Facebook Pages belonging to several organizations have been taken down over the past few weeks by individuals claiming to be the copyright holder of the content. The true owners of the affected Facebook Pages say they are victims of bogus DMCA claims. The DMCA, or Digital Millennium Copyright Act, is a piece of legislation that protects the copyrighted works of copyright owners from infringement. You most commonly see copyright holders enforcing the DMCA with takedowns of video and music content on YouTube. If a video or song is uploaded by someone other than the copyright holder, a DMCA takedown claim is submitted by the copyright holder to the entity (e.g. YouTube or Facebook) to have the video or song removed.
This all sounds logical except for how Facebook has been handling the takedown requests. In order to file a DMCA takedown request to Facebook, one needs to provide the name, mailing address, telephone number, email address, and details of the infringement. Facebook has been quick to pull the trigger by not verifying the legitimacy of the copyright holder’s information and has instead immediately shutdown the requested Facebook Page.
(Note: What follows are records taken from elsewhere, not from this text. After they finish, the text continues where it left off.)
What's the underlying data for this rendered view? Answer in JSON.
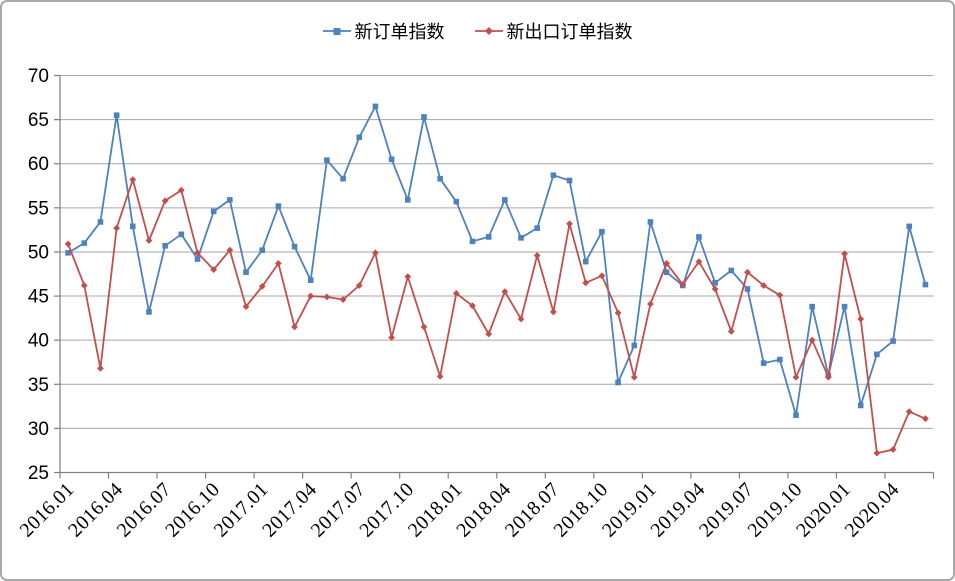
{
  "chart_data": {
    "type": "line",
    "title": "",
    "x": [
      "2016.01",
      "2016.02",
      "2016.03",
      "2016.04",
      "2016.05",
      "2016.06",
      "2016.07",
      "2016.08",
      "2016.09",
      "2016.10",
      "2016.11",
      "2016.12",
      "2017.01",
      "2017.02",
      "2017.03",
      "2017.04",
      "2017.05",
      "2017.06",
      "2017.07",
      "2017.08",
      "2017.09",
      "2017.10",
      "2017.11",
      "2017.12",
      "2018.01",
      "2018.02",
      "2018.03",
      "2018.04",
      "2018.05",
      "2018.06",
      "2018.07",
      "2018.08",
      "2018.09",
      "2018.10",
      "2018.11",
      "2018.12",
      "2019.01",
      "2019.02",
      "2019.03",
      "2019.04",
      "2019.05",
      "2019.06",
      "2019.07",
      "2019.08",
      "2019.09",
      "2019.10",
      "2019.11",
      "2019.12",
      "2020.01",
      "2020.02",
      "2020.03",
      "2020.04",
      "2020.05",
      "2020.06"
    ],
    "x_tick_labels": [
      "2016.01",
      "2016.04",
      "2016.07",
      "2016.10",
      "2017.01",
      "2017.04",
      "2017.07",
      "2017.10",
      "2018.01",
      "2018.04",
      "2018.07",
      "2018.10",
      "2019.01",
      "2019.04",
      "2019.07",
      "2019.10",
      "2020.01",
      "2020.04"
    ],
    "series": [
      {
        "name": "新订单指数",
        "color": "#4F81BD",
        "marker": "square",
        "values": [
          49.9,
          51.0,
          53.4,
          65.5,
          52.9,
          43.2,
          50.7,
          52.0,
          49.2,
          54.6,
          55.9,
          47.7,
          50.2,
          55.2,
          50.6,
          46.8,
          60.4,
          58.3,
          63.0,
          66.5,
          60.5,
          55.9,
          65.3,
          58.3,
          55.7,
          51.2,
          51.7,
          55.9,
          51.6,
          52.7,
          58.7,
          58.1,
          48.9,
          52.3,
          35.2,
          39.4,
          53.4,
          47.7,
          46.2,
          51.7,
          46.5,
          47.9,
          45.8,
          37.4,
          37.8,
          31.5,
          43.8,
          36.0,
          43.8,
          32.6,
          38.4,
          39.9,
          52.9,
          46.3
        ]
      },
      {
        "name": "新出口订单指数",
        "color": "#C0504D",
        "marker": "diamond",
        "values": [
          50.9,
          46.2,
          36.8,
          52.7,
          58.2,
          51.3,
          55.8,
          57.0,
          49.9,
          48.0,
          50.2,
          43.8,
          46.1,
          48.7,
          41.5,
          45.0,
          44.9,
          44.6,
          46.2,
          49.9,
          40.3,
          47.2,
          41.5,
          35.9,
          45.3,
          43.9,
          40.7,
          45.5,
          42.4,
          49.6,
          43.2,
          53.2,
          46.5,
          47.3,
          43.1,
          35.8,
          44.1,
          48.7,
          46.3,
          48.9,
          45.8,
          41.0,
          47.7,
          46.2,
          45.1,
          35.8,
          40.0,
          35.8,
          49.8,
          42.4,
          27.2,
          27.6,
          31.9,
          31.1
        ]
      }
    ],
    "ylim": [
      25,
      70
    ],
    "y_ticks": [
      25,
      30,
      35,
      40,
      45,
      50,
      55,
      60,
      65,
      70
    ],
    "grid": "horizontal-only",
    "legend_position": "top-center"
  },
  "style": {
    "background": "#FFFFFF",
    "frame_border": "#A8A8A8",
    "gridline_color": "#A6A6A6",
    "axis_color": "#7F7F7F",
    "label_color": "#000000",
    "series_blue": "#4F81BD",
    "series_red": "#C0504D"
  }
}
In the case of popular tech blog Redmond Pie, their Facebook Page of over 70,000 fans was disabled only to have the scam artist who took down the page replace it with a fake Redmond Pie Facebook Page that lured in new fans by promising free iPads. These falsified takedowns are damaging the image and brand of a lot of the affected victims.
ReadWriteWeb asked Facebook about the recent takedowns to which FB responded,
“We want Facebook to be a place where people can share and discuss openly while respecting the rights of others. We take seriously both the interests of people who post content and those of rights holders. We work to ensure that we don’t take content down as a result of fraudulent notices. However, when a rights holder properly completes our notice form alleging intellectual property (IP) infringement, we will take appropriate action including removing or disabling access to the relevant content. When we do this, we notify the person who shared the content so he or she can take appropriate action, which may include contacting the reporting party or following up with Facebook.
Submitting an IP notice is no trivial matter. The forms in our Help Center require statements under penalty of perjury, and fraudulent claims are subject to legal process.”